The Great Barrington Police Department. Photo: Heather Bellow

In some jurisdictions, the expertise and effectiveness of DREs have been called into question. Three motorists were pulled over by police in Cobb County, Georgia, and despite their protestations to the contrary, were determined by a DRE to be stoned, but were later cleared by negative blood tests. All had been arrested by the DRE, charged with DUI and spent the night in jail.

With the help of the Georgia ACLU, those plaintiffs later filed a federal lawsuit in 2017, arguing that the DRE’s judgments were arbitrary and subjective.

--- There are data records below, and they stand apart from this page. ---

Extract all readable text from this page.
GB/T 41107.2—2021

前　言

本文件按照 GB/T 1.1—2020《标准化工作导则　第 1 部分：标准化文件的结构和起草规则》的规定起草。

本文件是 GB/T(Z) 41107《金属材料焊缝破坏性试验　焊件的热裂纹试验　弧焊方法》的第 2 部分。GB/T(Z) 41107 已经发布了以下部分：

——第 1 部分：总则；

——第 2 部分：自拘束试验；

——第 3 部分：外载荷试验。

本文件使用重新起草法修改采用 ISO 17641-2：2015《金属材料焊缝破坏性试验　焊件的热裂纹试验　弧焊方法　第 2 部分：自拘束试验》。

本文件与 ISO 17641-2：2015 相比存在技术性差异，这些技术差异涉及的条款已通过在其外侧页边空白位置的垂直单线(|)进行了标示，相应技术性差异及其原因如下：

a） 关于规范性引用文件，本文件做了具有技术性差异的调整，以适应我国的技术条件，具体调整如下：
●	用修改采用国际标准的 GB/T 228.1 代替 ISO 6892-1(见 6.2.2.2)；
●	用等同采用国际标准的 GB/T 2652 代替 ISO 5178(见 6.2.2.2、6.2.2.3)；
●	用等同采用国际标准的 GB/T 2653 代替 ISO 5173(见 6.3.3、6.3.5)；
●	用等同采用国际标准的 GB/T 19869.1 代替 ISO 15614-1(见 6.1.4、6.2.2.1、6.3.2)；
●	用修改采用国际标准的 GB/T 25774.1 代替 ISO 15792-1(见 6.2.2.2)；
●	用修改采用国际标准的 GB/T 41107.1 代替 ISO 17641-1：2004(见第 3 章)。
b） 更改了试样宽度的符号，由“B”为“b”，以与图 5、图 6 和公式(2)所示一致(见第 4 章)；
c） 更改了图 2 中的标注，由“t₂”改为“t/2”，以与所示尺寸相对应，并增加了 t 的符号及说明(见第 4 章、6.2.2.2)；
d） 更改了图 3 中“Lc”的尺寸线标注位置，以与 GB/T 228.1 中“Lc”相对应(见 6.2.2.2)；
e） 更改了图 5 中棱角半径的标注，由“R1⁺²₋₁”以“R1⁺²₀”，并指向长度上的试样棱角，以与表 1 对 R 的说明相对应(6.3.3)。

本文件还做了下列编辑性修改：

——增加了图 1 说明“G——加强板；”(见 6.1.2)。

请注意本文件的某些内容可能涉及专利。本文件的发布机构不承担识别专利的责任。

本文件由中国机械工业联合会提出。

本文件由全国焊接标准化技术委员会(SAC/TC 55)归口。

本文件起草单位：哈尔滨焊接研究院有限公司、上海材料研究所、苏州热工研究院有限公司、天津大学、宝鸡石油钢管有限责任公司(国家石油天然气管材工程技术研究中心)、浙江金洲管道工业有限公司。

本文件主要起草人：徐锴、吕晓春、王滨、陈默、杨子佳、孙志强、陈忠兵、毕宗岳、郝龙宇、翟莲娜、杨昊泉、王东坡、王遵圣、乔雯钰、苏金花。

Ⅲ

According to Reason magazine, “The ACLU argues that the Cobb County Police Department licensed, endorsed, and encouraged such pseudoscientific methods, allowing officers artificially knighted with ‘Drug Recognition Expert’ status to falsely believe that they have a special and unique ability to detect marijuana use.”

The impetus in the Massachusetts law enforcement community for more DREs is clear. In 2017, the state Supreme Judicial Court ruled that a police officer who is not qualified as a drug recognition expert may not testify that he believed a motorist arrested for OUI was under the influence of marijuana.

The cultivation, sale and use of recreational cannabis-related products was legalized in Massachusetts through a 2016 ballot initiative. The measure passed by almost 7.5 percentage points statewide, by almost 30 points in Great Barrington and by almost 24 points in Sheffield. Implementation of the new law was left to the hastily created state Cannabis Control Commission. Preceding that law, medical marijuana was legalized in Massachusetts in 2012 through the same process.